There’s some form of mystic associated with writing professionally that, in some ways, I don’t understand.

It doesn’t exist with, say, web development — there are scores of web page designers and developers who would be appalled at having to do what they do as a hobby, as a job, day in and day out. In addition, there are those who garden, cook, drive, sew and care for children who wouldn’t even consider doing the same for a buck.

But writing, well, writing professionally somehow imbues the written word with a higher degree of importance than the word that’s given freely. Even if the written word is included in the biggest jumble of disorganized crap that ever existed on any planet in the universe, and the freely given word is the epitome of elegance, grace, and clarity.

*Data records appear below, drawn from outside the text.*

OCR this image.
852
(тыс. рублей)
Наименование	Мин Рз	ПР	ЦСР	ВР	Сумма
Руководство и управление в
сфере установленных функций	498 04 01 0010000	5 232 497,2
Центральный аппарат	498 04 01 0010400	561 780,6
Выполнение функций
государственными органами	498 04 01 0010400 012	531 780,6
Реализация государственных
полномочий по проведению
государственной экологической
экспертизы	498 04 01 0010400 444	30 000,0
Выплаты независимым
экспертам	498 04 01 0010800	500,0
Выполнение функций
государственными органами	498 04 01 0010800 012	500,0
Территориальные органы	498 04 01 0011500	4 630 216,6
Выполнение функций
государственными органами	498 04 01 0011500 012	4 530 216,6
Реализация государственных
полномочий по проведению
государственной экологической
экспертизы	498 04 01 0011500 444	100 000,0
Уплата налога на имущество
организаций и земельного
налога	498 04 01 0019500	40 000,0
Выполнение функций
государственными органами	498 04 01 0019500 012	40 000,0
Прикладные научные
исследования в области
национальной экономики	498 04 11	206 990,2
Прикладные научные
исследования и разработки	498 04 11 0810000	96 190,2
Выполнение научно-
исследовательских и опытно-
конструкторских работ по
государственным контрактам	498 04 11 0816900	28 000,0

Perhaps the reason for this mystic is that if one is paid for the word, one is somehow supposed to be more proficient with the use of the word. I write this word — apple — and I am not paid for it. Therefore, the value of –apple — is worth less than the word — Apple — as long as it is followed by OS X and I’ve convinced some editor somewhere that it is worthy of inclusion within their magazine, eZine, book, or other forms of publication.

It is true that when one is paid for an act, one improves over time. Based on this we can conclude that when we pay for an action, we should be able to expect more from that action. This works for sex — why not writing?

The act of writing professionally. The publication process.

As an example of the publication process, take a look at the following sentence:

My recommendation would be that you flibit the gidbet and then flummer the dummer.

One publication prefers that writers not use the familiar, so can the professional writer remove all familiar references?

Okay, how’s this:

It is accepted practice to flibit the gidget and then flummer the dummer.

Another publication prefers the familiar form, and also prefers witty repartee with the reader. Can the professional writer please adjust accordingly?

Okay, how’s this:

My recommendation would be that you flibit the gidbet and then flummer the dummer, and you’ll be kicking ass at that point.

A third publication hastens to add that words such as “ass” might be offensive to some readers. Please edit this remark.

Okay. Is the following acceptable:

My recommendation would be that you flibit the gidbet and then flummer the dummer, and you’ll be much happier with the results.

There’s another publication. This one likes to have notes, sidebars, and annotations.

Okay. Then how the hell is this:

My recommendation (being aware that I have enormous experience with this) would be that you flibit the gidbet (see www.gidbet.com for more info) and then flummer the dummer, (see sidebar A1), and you’ll be happier with the results (happier: increased sense of well being).

Are these examples of writing somehow worth more than the unpaid version of the same, such as one could find at a weblog?

Weblog version:

To hell with the gidbet, who cares about the flummer, go get a beer, and screw it all until tomorrow.

I think not.

(Legal Disclaimer: The publications referred to in this document are entirely fictional. Any similarity to an existing publication is purely coincidental.)